Die Überschrift lautet:
Zwei plus fünf
Ein Vorschlag zur Diskussion von Bernhard Schlink und Klaus Staeck
Es geht dabei um die Frage, große Koalition oder welche Lösung sonst infrage käme. Ich zitiere die beiden letzten Absätze:
„Zwei plus fünf – nicht vier weitere Jahre wie gehabt, sondern zwei Jahre, in denen fünf zentrale sozialdemokratische Ziele zu erreichen sind. Jetzt nicht abwarten, was Merkel anbietet, nicht vorfühlen, was sie akzeptiert, keine Sondierungen und Koalitionsgesprächen mit dem bunten Strauß von Zielen und Wünschen, der schon im Wahlkampf verwirrte statt überzeugte. Sondern mit fünf zentralen sozialdemokratischen Zielen ein klares Profil. Zwei Jahre – damit wären Neuwahlen und eine Minderheitsregierung vom Tisch und damit genügte die SPD ihrer Verantwortung für Stabilität. Fünf Ziele – damit gewinnt die SPD wieder das Profil, das die Jusos, die Parteibasis und die Wähler und Wählerinnen vermissen und das die SPD braucht.
Welche fünf Ziele?
Die Bürgerversicherung, eine Bildungsoffensive, ein Einwanderungsgesetz, eine Steuerreform und mit Macron Europa gestalten. Wenn nicht diese fünf, dann andere – darüber, welche sozialdemokratischen Ziele jetzt zentral sind, sollten wir in der SPD diskutieren. Nicht über die Fortsetzung der großen Koalition wie gehabt – mit ihr geht es nur weiter abwärts.
Bernhard Schlink, Klaus Staeck“
Da wird als fünftes Ziel von deutschen Intellektuellen ernsthaft empfohlen, „mit Macron Europa zu gestalten“.
Das ist unbegreiflich.
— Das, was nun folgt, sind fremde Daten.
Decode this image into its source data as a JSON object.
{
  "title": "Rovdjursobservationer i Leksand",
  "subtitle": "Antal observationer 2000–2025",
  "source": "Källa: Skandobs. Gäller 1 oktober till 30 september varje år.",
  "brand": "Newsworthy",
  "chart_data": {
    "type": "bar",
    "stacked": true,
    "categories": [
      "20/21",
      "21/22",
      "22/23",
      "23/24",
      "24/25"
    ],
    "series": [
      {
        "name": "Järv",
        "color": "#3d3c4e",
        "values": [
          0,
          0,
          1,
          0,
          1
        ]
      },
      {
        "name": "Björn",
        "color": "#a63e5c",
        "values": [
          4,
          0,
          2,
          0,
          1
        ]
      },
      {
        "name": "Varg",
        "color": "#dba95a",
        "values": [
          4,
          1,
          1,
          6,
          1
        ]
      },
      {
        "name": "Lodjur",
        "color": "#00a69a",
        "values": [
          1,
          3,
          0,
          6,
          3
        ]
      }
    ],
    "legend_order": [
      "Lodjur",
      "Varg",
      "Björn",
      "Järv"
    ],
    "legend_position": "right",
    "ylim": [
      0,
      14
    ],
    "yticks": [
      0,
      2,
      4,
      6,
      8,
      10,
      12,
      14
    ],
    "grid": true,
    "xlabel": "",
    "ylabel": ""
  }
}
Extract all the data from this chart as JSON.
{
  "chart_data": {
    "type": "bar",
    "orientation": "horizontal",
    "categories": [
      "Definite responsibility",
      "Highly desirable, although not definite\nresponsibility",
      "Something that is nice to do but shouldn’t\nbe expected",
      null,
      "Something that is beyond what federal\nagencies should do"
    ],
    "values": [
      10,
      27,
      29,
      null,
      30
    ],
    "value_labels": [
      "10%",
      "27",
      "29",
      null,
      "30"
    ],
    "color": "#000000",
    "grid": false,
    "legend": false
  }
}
Dass Frau Merkel mit Macron gut kann und will, das kann man ja noch verstehen. Dass aber Intellektuelle im Umfeld der SPD sich eine solche Fehleinschätzung leisten, das ist schon nicht mehr akzeptabel.
Vielleicht findet Klaus Staeck nach den Geburtstagsfeiern mal die Zeit, diesen von den NachDenkSeiten übersetzten und am 6. Juni 2017 publizierten Artikel der belgischen Sozialwissenschaftlerin Chantal Mouffe zu lesen: „Macron als höchstes Stadium der Post-Politik“. Haben die beiden Autoren Staeck und Schlink nicht mitbekommen, dass die Zusammenarbeit mit diesem französischen Präsidenten vor allem auch dem Zweck dient, gemeinsam militärisch aufzurüsten und die Europäische Union zu einer Militärunion zu machen? Haben sie seine neoliberale Grundeinstellung nicht mitbekommen? Und die Art der Unterstützer, die Macron in Frankreich hatte und hat?
Klaus Staeck kommt aus der DDR und hat dort offensichtlich Schlimmes erlebt. Dass dies noch heute sein Denken bestimmt, ist schade. Eigentlich hätte er gerade auf dem Hintergrund dieser Herkunft das Potenzial gehabt, der SPD klarzumachen, dass sie ohne Zusammenarbeit mit den anderen Kräften auf der linken Seite, einschließlich der SED-Nachfolge, voraussichtlich nie mehr eine kanzlerfähige Machtoption erwerben wird. Statt Martin Schulz irrlichtern zu lassen, hätten Leute wie Klaus Staeck spätestens hier und eigentlich ja schon bei Steinmeier und bei Steinbrück und auch schon bei Schröder klarmachen müssen, dass die fortschrittlichen Kräfte nur noch werden punkten können, wenn sie sich verständigen, vielleicht zwar getrennt marschieren, aber vereint schlagen, vielleicht sogar irgendwann auch wieder vereint marschieren. Das wäre übrigens eine Aufgabe, die sich der 80-jährige Jubilar noch vornehmen könnte. Die handelnden Personen kennt er. Einmal im Leben bisherige Vorurteile noch einmal hinter sich zu lassen – eigentlich eine schöne Aufgabe für den Rest des Lebens.